Press freedom group condemns attempted kidnapping of Mozambican editor

One of Mozambique’s most senior journalists escaped a kidnapping attempt in Maputo on New Year’s Eve.

Matias Guente, the executive editor of Canal de Moçambique, was accosted in the afternoon of December 31 by three men while in the capital’s Alto Maé area, right behind the headquarters of the Mozambique Defence Armed Forces. The men were armed with guns, a baseball bat and a golf club.

Guente was driving to visit relatives in the area.
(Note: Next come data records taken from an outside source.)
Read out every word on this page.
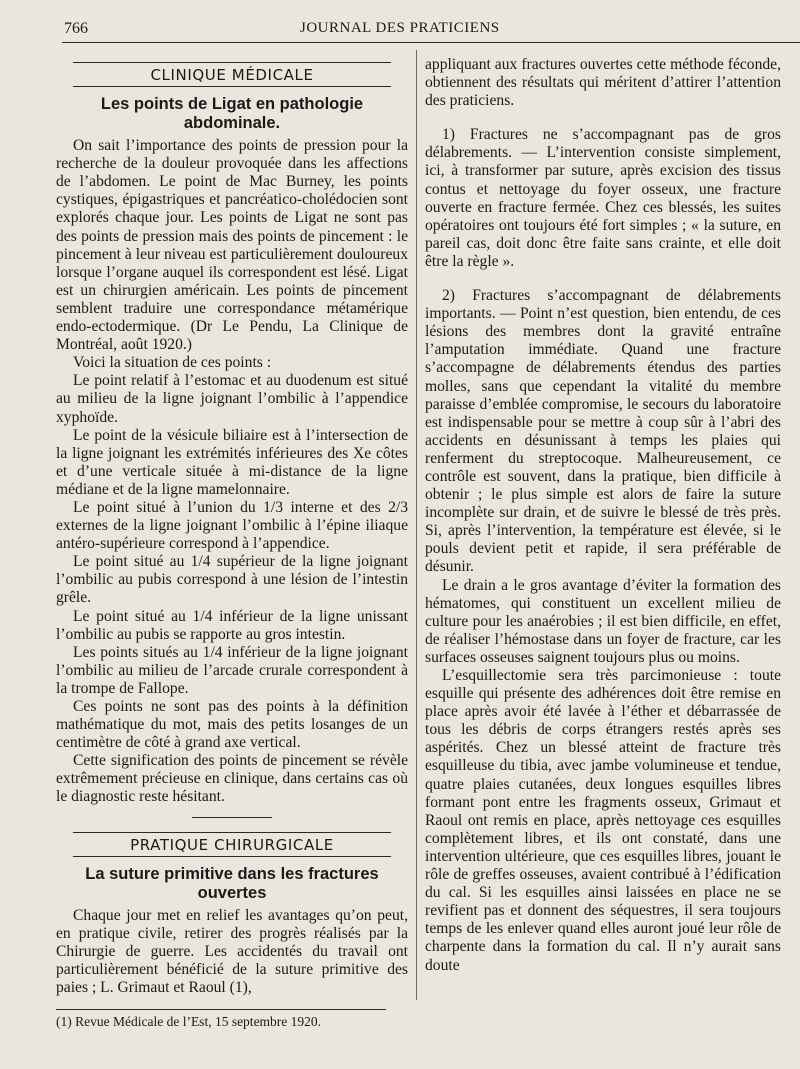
766	JOURNAL DES PRATICIENS
CLINIQUE MÉDICALE
Les points de Ligat en pathologie abdominale.

On sait l’importance des points de pression pour la recherche de la douleur provoquée dans les affections de l’abdomen. Le point de Mac Burney, les points cystiques, épigastriques et pancréatico-cholédocien sont explorés chaque jour. Les points de Ligat ne sont pas des points de pression mais des points de pincement : le pincement à leur niveau est particulièrement douloureux lorsque l’organe auquel ils correspondent est lésé. Ligat est un chirurgien américain. Les points de pincement semblent traduire une correspondance métamérique endo-ectodermique. (Dr Le Pendu, La Clinique de Montréal, août 1920.)

Voici la situation de ces points :

Le point relatif à l’estomac et au duodenum est situé au milieu de la ligne joignant l’ombilic à l’appendice xyphoïde.

Le point de la vésicule biliaire est à l’intersection de la ligne joignant les extrémités inférieures des Xe côtes et d’une verticale située à mi-distance de la ligne médiane et de la ligne mamelonnaire.

Le point situé à l’union du 1/3 interne et des 2/3 externes de la ligne joignant l’ombilic à l’épine iliaque antéro-supérieure correspond à l’appendice.

Le point situé au 1/4 supérieur de la ligne joignant l’ombilic au pubis correspond à une lésion de l’intestin grêle.

Le point situé au 1/4 inférieur de la ligne unissant l’ombilic au pubis se rapporte au gros intestin.

Les points situés au 1/4 inférieur de la ligne joignant l’ombilic au milieu de l’arcade crurale correspondent à la trompe de Fallope.

Ces points ne sont pas des points à la définition mathématique du mot, mais des petits losanges de un centimètre de côté à grand axe vertical.

Cette signification des points de pincement se révèle extrêmement précieuse en clinique, dans certains cas où le diagnostic reste hésitant.

PRATIQUE CHIRURGICALE
La suture primitive dans les fractures ouvertes

Chaque jour met en relief les avantages qu’on peut, en pratique civile, retirer des progrès réalisés par la Chirurgie de guerre. Les accidentés du travail ont particulièrement bénéficié de la suture primitive des paies ; L. Grimaut et Raoul (1),

(1) Revue Médicale de l’Est, 15 septembre 1920.

appliquant aux fractures ouvertes cette méthode féconde, obtiennent des résultats qui méritent d’attirer l’attention des praticiens.

1) Fractures ne s’accompagnant pas de gros délabrements. — L’intervention consiste simplement, ici, à transformer par suture, après excision des tissus contus et nettoyage du foyer osseux, une fracture ouverte en fracture fermée. Chez ces blessés, les suites opératoires ont toujours été fort simples ; « la suture, en pareil cas, doit donc être faite sans crainte, et elle doit être la règle ».

2) Fractures s’accompagnant de délabrements importants. — Point n’est question, bien entendu, de ces lésions des membres dont la gravité entraîne l’amputation immédiate. Quand une fracture s’accompagne de délabrements étendus des parties molles, sans que cependant la vitalité du membre paraisse d’emblée compromise, le secours du laboratoire est indispensable pour se mettre à coup sûr à l’abri des accidents en désunissant à temps les plaies qui renferment du streptocoque. Malheureusement, ce contrôle est souvent, dans la pratique, bien difficile à obtenir ; le plus simple est alors de faire la suture incomplète sur drain, et de suivre le blessé de très près. Si, après l’intervention, la température est élevée, si le pouls devient petit et rapide, il sera préférable de désunir.

Le drain a le gros avantage d’éviter la formation des hématomes, qui constituent un excellent milieu de culture pour les anaérobies ; il est bien difficile, en effet, de réaliser l’hémostase dans un foyer de fracture, car les surfaces osseuses saignent toujours plus ou moins.

L’esquillectomie sera très parcimonieuse : toute esquille qui présente des adhérences doit être remise en place après avoir été lavée à l’éther et débarrassée de tous les débris de corps étrangers restés après ses aspérités. Chez un blessé atteint de fracture très esquilleuse du tibia, avec jambe volumineuse et tendue, quatre plaies cutanées, deux longues esquilles libres formant pont entre les fragments osseux, Grimaut et Raoul ont remis en place, après nettoyage ces esquilles complètement libres, et ils ont constaté, dans une intervention ultérieure, que ces esquilles libres, jouant le rôle de greffes osseuses, avaient contribué à l’édification du cal. Si les esquilles ainsi laissées en place ne se revifient pas et donnent des séquestres, il sera toujours temps de les enlever quand elles auront joué leur rôle de charpente dans la formation du cal. Il n’y aurait sans doute
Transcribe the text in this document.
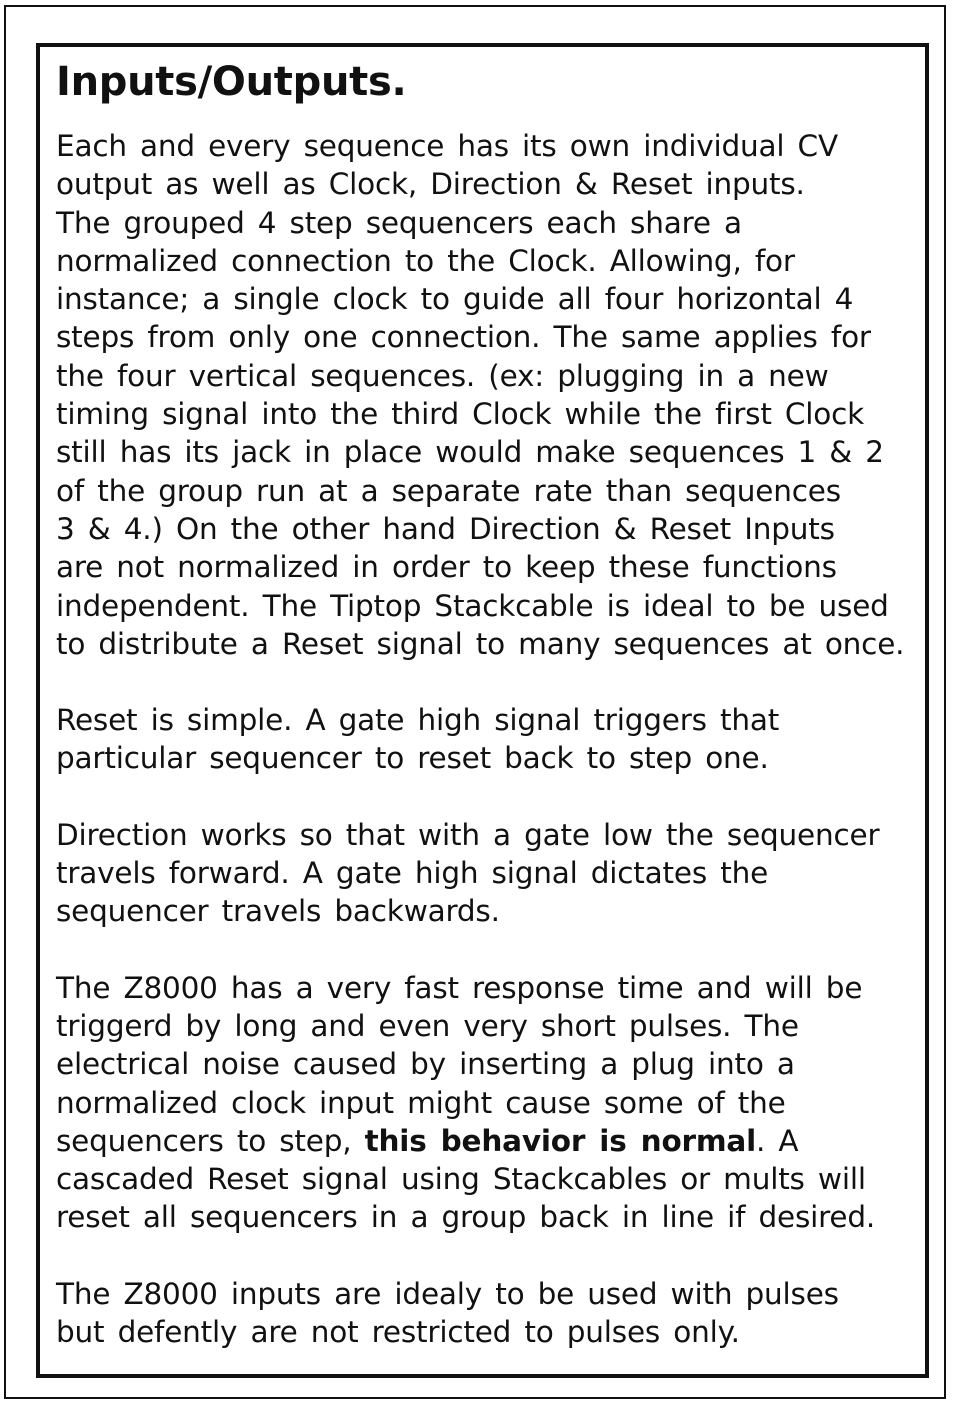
Inputs/Outputs.

Each and every sequence has its own individual CV
output as well as Clock, Direction & Reset inputs.
The grouped 4 step sequencers each share a
normalized connection to the Clock. Allowing, for
instance; a single clock to guide all four horizontal 4
steps from only one connection. The same applies for
the four vertical sequences. (ex: plugging in a new
timing signal into the third Clock while the first Clock
still has its jack in place would make sequences 1 & 2
of the group run at a separate rate than sequences
3 & 4.) On the other hand Direction & Reset Inputs
are not normalized in order to keep these functions
independent. The Tiptop Stackcable is ideal to be used
to distribute a Reset signal to many sequences at once.

Reset is simple. A gate high signal triggers that
particular sequencer to reset back to step one.

Direction works so that with a gate low the sequencer
travels forward. A gate high signal dictates the
sequencer travels backwards.

The Z8000 has a very fast response time and will be
triggerd by long and even very short pulses. The
electrical noise caused by inserting a plug into a
normalized clock input might cause some of the
sequencers to step, this behavior is normal. A
cascaded Reset signal using Stackcables or mults will
reset all sequencers in a group back in line if desired.

The Z8000 inputs are idealy to be used with pulses
but defently are not restricted to pulses only.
“Apparently the unidentified criminals were following the journalist, who was going to visit relatives in the area. When he stopped his vehicle, they dragged him out of his car and tried to force him into their vehicle,” Canal de Moçambique reported. “Fortunately for Guente, the road was narrow, which caused a traffic jam, and street hawkers who were close by started shouting. This enabled the journalist to flee his assailants and enter a nearby garage.”

Guente sustained injuries in the attack and required medical attention.

The identity of the attackers is not yet known. Police have launched an investigation.

The attack on Guente was condemned by the Committee to Protect Journalists (CPJ). “The Committee to Protect Journalists is deeply disturbed that yet another respected and outspoken journalist, Matias Guente, was the victim of a violent abduction attempt in Mozambique [two weeks ago],” said CPJ Africa director Angela Quintal. 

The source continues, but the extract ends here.